Council considers contract with French-Reneker
The Fairfield City Council is considering a plan to contract with French-Reneker-Associates project engineer Melanie Carlson to fulfill some of the roles of a city administrator while the city looks for a full time replacement.
Doug Flournoy, chairman of the council’s personnel committee, said his committee recommended the action during its meeting earlier that day, and that the committee members want the ways and means committee to take up the matter before it comes before the full council. The reason they wanted the ways and means committee to view the agreement is to find out if the city has enough money in the budget to pay the $7,600 monthly fee to French-Reneker that is part of the proposed contract.
Carlson said she added up the amount of time she would spend performing day-to-day tasks for the city, assisting department heads with planning and engineering, and providing general consulting services. She estimated she would spend 80 hours per month performing those duties.
One topic of discussion in the personnel committee was whether Carlson, or another French-Reneker employee, should be paid by the hour or paid in a lump sum for a whole month. French-Reneker is currently paid by the hour.
The council approved a services agreement with Robert Lyons, president of the Fairfield Flying Service Inc. and the manager of Fairfield Municipal Airport. The agreement extends Lyons’s contract eight years, making it 10 years in all.
Lyons said in an interview today he has worked at the airport for 19 years and has invested a lot of time, sweat and money into providing services for the community. He is shepherding a number of long-term projects that he’d like to see to completion, which is why he asked that several years be added to his contract.
“I’ve got a lot of stuff on my plate to do here,” he said.
The main course on his plate now is a new terminal building to replace the one built in 1966. The terminal building will contain a lobby, conference room, manager’s office, pilots’ lounge, pilots’ briefing room and other accommodations.
The plan is to demolish the terminal building Aug. 15 and to begin building the new terminal shortly thereafter.
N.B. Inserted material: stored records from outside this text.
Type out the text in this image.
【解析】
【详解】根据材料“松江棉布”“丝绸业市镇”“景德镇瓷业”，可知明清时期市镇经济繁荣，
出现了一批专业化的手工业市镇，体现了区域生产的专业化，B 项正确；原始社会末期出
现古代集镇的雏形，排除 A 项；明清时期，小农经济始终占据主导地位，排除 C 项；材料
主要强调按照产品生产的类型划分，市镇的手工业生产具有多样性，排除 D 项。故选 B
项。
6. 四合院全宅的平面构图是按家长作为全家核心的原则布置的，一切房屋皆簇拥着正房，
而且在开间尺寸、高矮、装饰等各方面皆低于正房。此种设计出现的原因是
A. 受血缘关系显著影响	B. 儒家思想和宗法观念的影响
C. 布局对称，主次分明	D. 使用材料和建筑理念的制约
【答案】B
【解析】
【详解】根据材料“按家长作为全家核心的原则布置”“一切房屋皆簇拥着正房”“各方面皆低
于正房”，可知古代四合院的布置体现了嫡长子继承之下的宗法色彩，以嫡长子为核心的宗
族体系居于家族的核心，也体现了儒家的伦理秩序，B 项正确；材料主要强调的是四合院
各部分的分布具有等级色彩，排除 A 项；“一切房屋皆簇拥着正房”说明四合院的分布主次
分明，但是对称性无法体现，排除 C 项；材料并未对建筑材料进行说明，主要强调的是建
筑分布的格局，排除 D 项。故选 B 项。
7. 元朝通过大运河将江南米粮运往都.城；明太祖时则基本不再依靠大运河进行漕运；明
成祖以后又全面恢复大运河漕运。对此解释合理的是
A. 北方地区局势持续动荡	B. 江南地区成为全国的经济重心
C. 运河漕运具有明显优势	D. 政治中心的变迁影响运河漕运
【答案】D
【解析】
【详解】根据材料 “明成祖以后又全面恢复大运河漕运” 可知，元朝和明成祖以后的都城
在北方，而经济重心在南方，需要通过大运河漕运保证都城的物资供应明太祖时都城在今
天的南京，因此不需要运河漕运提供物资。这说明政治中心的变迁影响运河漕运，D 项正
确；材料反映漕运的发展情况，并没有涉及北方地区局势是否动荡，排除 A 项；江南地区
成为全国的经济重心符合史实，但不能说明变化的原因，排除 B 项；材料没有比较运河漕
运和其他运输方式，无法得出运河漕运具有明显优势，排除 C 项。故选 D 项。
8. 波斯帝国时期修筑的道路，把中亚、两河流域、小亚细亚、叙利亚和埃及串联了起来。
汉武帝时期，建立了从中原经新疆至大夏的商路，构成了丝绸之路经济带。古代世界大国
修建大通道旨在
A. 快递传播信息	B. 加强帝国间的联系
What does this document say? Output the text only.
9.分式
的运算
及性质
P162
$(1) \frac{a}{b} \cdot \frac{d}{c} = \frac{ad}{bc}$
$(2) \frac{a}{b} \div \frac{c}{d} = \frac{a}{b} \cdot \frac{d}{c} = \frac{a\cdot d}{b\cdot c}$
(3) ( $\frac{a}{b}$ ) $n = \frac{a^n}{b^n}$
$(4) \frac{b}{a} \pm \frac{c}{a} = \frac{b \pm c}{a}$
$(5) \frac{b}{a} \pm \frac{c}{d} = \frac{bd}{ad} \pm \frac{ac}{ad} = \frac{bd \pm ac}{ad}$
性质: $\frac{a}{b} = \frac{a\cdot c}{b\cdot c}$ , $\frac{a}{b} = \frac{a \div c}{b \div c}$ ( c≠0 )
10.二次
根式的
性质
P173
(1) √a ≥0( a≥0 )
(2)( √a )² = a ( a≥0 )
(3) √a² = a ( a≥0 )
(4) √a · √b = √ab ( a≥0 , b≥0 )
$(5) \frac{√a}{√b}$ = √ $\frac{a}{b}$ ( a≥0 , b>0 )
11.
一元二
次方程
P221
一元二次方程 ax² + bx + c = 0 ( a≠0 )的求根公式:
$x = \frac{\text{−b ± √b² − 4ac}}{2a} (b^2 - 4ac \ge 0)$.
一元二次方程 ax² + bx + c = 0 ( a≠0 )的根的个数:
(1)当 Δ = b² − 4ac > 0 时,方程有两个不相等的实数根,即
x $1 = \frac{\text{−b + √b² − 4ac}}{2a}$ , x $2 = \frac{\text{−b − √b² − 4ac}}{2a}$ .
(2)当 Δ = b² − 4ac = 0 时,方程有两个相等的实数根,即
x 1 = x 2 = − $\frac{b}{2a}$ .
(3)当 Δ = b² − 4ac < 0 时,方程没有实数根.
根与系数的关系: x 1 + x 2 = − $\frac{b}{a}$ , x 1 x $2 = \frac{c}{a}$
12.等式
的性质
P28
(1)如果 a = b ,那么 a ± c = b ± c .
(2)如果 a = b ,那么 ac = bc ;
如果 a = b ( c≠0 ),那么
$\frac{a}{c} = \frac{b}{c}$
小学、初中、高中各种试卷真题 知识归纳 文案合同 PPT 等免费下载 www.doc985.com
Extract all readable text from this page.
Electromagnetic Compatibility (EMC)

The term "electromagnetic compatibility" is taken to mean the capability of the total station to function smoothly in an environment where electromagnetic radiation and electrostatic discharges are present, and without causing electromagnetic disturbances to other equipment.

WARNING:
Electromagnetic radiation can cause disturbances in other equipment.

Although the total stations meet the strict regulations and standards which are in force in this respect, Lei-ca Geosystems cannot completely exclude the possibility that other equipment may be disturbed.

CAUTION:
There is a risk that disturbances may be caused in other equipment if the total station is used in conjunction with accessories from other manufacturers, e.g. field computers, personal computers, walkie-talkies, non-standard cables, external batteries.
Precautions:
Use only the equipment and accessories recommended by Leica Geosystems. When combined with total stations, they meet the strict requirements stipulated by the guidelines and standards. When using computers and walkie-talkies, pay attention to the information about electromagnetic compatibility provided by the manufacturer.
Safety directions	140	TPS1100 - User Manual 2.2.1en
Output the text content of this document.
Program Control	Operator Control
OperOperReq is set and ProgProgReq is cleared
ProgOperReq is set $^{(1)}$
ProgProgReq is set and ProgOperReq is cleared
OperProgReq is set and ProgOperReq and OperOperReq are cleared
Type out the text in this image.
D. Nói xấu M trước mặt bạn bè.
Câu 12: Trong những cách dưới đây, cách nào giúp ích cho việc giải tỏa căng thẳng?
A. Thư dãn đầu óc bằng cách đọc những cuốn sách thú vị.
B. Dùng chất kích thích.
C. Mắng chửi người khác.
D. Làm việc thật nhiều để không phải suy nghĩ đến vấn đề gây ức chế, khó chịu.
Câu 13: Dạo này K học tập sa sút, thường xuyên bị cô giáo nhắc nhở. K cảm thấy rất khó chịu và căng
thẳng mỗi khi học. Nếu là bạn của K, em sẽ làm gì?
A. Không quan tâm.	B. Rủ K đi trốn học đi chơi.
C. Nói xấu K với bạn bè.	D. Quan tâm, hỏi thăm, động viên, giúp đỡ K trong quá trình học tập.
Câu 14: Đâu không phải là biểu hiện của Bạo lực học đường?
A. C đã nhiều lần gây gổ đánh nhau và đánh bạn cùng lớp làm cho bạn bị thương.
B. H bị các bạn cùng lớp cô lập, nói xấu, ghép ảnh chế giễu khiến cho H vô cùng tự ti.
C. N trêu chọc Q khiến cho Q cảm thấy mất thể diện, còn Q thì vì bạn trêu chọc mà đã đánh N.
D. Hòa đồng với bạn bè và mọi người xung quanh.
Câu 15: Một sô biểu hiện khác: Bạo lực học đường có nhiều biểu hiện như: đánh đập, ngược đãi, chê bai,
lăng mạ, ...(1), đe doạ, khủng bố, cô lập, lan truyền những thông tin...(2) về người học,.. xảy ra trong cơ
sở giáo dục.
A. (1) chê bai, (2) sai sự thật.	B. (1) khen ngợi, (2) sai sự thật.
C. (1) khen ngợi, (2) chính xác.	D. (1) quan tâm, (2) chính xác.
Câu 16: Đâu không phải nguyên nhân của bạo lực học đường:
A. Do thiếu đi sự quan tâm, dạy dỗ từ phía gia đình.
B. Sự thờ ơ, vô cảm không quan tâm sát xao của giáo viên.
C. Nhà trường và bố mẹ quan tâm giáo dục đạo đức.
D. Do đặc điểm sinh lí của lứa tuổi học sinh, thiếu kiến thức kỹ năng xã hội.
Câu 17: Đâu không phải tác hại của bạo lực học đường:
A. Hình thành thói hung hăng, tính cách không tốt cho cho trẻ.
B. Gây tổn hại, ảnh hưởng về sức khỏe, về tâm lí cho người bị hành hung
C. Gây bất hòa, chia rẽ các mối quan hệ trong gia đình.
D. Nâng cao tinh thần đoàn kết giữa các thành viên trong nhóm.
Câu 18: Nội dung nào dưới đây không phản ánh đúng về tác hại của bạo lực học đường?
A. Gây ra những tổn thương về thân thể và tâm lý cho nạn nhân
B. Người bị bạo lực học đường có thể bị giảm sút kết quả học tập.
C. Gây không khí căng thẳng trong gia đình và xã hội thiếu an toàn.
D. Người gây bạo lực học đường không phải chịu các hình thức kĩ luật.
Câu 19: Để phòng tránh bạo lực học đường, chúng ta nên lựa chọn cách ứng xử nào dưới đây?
Lyons hopes the project will be completed by Jan. 15. It is expected to cost $500,000, of which the Federal Aviation Administration will pay 90 percent. The other 10 percent will come from the municipal airport’s development fund, which comes from the sale of goods and services at the airport such as aircraft rent, hangar rent, fuel fees and farm rent.
One project that’s a few years down the road is a new fuel farm. Lyons said the life span of the current fuel tanks will come to an end in five years, and he would like to replace them before then. He hopes to receive a grant from the FAA to pay for 90 percent of the cost, just as with the terminal. The fuel farm will consist of two 10,000-gallon tanks.
Carlson announced at the meeting that the anonymous donor who has agreed to give $160,000 toward a skate park has requested that all the money go toward the park instead of some of it going to build a nearby shelter. Carlson said that if the shelter is scrapped from the plans, it would save enough money to allow the city to build a 7,000-square foot park instead of a 5,000-square foot park as originally planned.
The council passed the third and final reading of an ordinance to increase water rates 12 percent. Councilor Daryn Hamilton and chair of the utility committee said this would mean about a 4 percent increase in the average resident’s utility bill, since a utility bill includes other items such as wastewater, garbage and recycling. The new rates will take effect July 1.